WARREN — Trumbull County commissioners are expected to approve three-year contracts for three unions representing about 200 county workers Wednesday.

The pacts contain pay increases of 3 percent each year. The deals will cost the county about $590,000 total.

There remains, however, one major question about contracts that will affect the commissioners’ decision-making on the 2007 budget: an arbiter’s ruling on the pay increase for 120 sheriff’s department workers.

“We have to have the final numbers before we can complete the budget,” Commissioner Paul Heltzel said after a work session today.

Three unions, representing about 200 workers in the Child Support Enforcement Agency, clerk of courts office, treasurer’s office, building inspection, sanitary engineer’s, vehicle and building maintenance and commissioners office, and recorder’s office approved the county’s contract offer last week.

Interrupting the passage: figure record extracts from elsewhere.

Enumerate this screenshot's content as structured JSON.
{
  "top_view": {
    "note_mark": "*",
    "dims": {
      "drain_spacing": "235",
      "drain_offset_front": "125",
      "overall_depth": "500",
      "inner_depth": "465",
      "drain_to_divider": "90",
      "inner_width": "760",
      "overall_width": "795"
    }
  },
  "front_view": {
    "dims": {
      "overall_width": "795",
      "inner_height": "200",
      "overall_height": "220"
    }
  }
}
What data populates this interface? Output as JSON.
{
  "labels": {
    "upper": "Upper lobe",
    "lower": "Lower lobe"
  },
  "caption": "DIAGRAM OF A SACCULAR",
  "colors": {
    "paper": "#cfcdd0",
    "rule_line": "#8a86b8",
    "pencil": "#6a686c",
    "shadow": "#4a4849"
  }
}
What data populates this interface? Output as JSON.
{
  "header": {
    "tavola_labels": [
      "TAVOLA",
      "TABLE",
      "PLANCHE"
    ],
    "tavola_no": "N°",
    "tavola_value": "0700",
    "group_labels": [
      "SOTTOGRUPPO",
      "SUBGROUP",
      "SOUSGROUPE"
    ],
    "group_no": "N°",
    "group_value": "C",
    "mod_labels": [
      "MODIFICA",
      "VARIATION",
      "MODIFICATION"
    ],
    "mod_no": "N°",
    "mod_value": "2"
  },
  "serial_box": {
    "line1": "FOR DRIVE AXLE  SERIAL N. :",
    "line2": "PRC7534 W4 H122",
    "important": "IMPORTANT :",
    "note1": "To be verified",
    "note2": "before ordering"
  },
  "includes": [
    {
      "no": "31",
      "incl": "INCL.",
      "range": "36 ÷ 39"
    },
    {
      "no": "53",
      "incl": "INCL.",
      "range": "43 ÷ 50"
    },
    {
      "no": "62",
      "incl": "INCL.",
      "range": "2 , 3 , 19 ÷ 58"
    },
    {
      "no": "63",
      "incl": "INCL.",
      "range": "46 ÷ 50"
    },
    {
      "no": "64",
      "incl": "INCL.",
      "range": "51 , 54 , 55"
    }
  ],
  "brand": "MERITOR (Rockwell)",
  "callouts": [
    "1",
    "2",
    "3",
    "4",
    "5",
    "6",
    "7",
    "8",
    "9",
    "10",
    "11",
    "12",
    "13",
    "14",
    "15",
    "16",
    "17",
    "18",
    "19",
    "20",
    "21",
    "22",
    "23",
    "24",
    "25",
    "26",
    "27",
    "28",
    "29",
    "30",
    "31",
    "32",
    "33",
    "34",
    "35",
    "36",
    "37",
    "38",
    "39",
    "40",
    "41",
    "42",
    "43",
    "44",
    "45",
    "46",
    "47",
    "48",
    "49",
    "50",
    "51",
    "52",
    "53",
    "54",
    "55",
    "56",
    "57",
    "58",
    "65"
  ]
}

The three bargaining units are part of the American Federation of State, County and Municipal Employees. Their contracts are effective August 2006, but pay increases are retroactive to Jan. 1, 2007, said James Keating, the county’s human resources director.

The workers’ last contract expired in mid-2005.

Diane Namish, president of Local 2493, the largest of the three AFCSME locals, said the biggest complaint workers had was the increase in the health-care contribution, which changed from a flat — or capped — amount of $40 per month for individuals and $80 for families, to 10 percent of the total.

Namish said the change increases every employee’s cost and allows the employee contribution to rise at the same rate as inflation. Sixty-three percent of the 109 Local 2493 workers approved the deal.

“We gave a little and we got some,” Namish said.

The contract also adds an emergency room co-pay of $75 per visit and increases the cost of prescriptions from $5, $15 and $30 to $10, $25 and $50 after the first $2,000 and increases mail-order prescriptions by a similar amount.

County officials expect to hear soon from an arbiter who handled a contract dispute between the county and the union workers in the sheriff’s department.

The arbiter could select from the 3 percent-per-year pay increase offered by the county or from the Ohio Patrolmen’s Benevolent Association’s last offer of pay increases of 4 percent, 4.25 percent and 4 percent retroactive to October 2005. That union’s last contract expired in September 2004.

Keating said the OPBA union’s offer would cost the county $618,000 more over three years. He didn’t know how much more the county’s offer would cost.

Heltzel and other county officials say they are somewhat pessimistic about the chances that the arbiter would choose the county’s offer because a fact finder had sided with the union’s position on the pay increases.

Heltzel said the county’s legal counsel for negotiations has advised him that fact finders and arbiters often grant larger raises to law enforcement unions because they are not allowed to strike.

The county has another union left to negotiate with starting in March, AFSCME Local 458, representing about 165 to 170 workers in the Department of Job and Family Services. Local 458’s contract does not expire until this summer.